Professor Ilya Shapiro, protesting cancel culture at the same school, dubbed it a “den of vipers.” A UCLA anthropology professor, Joseph H. Manson, resigned because of the tormenting of a colleague who had developed a predictive model for crime. He details other examples of the Red Guard atmosphere at UCLA:
Outside the anthropology department, UCLA as a whole is showing all the signs of Woke capture that typify the contemporary U.S. university. Emeritus Professor Val Rust (Graduate School of Education) was banned from campus, and researcher James Enstrom (Environmental Health Sciences) and lecturer Keith Fink (Communication Studies) were fired, all for dissenting (in different ways) from Woke orthodoxy. Gordon Klein, after being fired by UCLA’s business school in Spring 2020 for refusing to use race-based grading criteria, mobilized mass support and legal assistance, was reinstated, and is now suing the university. Statements recounting one’s activities on behalf of Equity, Diversity and Inclusion are mandatory in faculty job applications and in promotion dossiers. Among its “Gender Recognition” policy recommendations, a university task force is calling for “curricular updates.… For example: inclusion of non-binary and intersex identities in biology courses for health care practitioners.” Is this a threat to pressure course instructors in the life sciences and social sciences to deny the human sex binary? The experience of former Penn State evolutionary biology postdoc, now Substack writer, Colin Wright (although unconnected with UCLA), suggests that it might be. For arguing against assertions that “biological sex is a continuous spectrum [and] that notions of male and female may be mere social constructs,” Wright’s academic career was derailed by an online mob.

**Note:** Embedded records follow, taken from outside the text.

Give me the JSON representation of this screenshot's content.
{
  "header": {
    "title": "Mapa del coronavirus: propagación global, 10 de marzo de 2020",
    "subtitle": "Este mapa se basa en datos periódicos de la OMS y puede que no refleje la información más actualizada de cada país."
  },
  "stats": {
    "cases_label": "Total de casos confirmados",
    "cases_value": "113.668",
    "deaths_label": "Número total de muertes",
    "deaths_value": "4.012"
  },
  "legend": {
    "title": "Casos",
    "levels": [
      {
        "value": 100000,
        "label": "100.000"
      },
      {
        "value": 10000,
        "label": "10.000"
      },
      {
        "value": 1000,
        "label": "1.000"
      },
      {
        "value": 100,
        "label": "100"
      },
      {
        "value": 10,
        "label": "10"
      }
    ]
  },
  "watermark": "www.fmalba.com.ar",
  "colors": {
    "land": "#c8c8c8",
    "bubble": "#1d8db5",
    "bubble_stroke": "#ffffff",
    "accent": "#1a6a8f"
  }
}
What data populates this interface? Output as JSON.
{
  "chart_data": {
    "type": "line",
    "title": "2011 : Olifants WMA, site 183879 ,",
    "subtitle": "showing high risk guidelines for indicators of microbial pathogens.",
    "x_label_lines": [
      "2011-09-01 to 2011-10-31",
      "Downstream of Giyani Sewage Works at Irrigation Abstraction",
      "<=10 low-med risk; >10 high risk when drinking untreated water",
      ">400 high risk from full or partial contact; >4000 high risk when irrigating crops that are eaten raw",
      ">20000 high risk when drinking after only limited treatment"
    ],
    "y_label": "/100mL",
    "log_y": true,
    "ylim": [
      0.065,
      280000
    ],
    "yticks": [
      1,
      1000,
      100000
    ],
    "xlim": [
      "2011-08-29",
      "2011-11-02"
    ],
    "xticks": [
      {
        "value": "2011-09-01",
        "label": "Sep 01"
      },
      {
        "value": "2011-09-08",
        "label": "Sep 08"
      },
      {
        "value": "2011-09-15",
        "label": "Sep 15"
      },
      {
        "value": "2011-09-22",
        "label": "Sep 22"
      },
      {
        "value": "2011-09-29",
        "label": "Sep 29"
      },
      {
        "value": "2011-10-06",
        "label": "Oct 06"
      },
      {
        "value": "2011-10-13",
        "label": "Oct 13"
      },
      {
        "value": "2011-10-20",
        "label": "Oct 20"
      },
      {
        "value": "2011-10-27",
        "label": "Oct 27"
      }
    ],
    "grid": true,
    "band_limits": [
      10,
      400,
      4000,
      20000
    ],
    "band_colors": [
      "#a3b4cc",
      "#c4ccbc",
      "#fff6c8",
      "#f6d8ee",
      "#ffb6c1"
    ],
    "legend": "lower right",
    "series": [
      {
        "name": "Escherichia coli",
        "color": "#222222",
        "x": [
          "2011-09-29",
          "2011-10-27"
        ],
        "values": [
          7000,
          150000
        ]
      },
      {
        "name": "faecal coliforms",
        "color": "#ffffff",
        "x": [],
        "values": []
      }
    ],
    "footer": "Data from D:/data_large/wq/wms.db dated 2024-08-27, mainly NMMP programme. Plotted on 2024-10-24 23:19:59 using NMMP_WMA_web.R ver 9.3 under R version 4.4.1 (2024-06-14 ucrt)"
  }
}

Also typical of elite U.S. universities, UCLA is awash in anti-Zionism, a.k.a. thinly disguised Jew-hatred. In May 2019, one of my colleagues, Kyeyoung Park, invited a guest lecturer, San Francisco State University professor Rabab Abdulhadi, to her class to proclaim that Zionism is a form of white supremacism. A considerable brouhaha ensued. Unlike Rust, Enstrom, Fink, Klein, or Brantingham, Park was celebrated by the faculty and administration as a courageous, embattled exponent of academic freedom. The Anthropology Graduate Students Association chimed in with a resolution agreeing with Abdulhadi. More recently, the Asian-American Studies Department posted to its website a statement accusing Israel of settler colonialism, racial apartheid, etc. Irrespective of the content, doesn’t it infringe on the academic freedom of individual professors (and postdocs and graduate students, whose careers are dependent on faculty recommendations) for an academic department to take a political stand on behalf of all its members? Several other Jewish faculty and I have made that case to the UCLA and overall University of California leadership, to no avail.
With this and more on my plate, please forget about sending me emails about “disturbing developments.” I’m waiting for more comforting good news.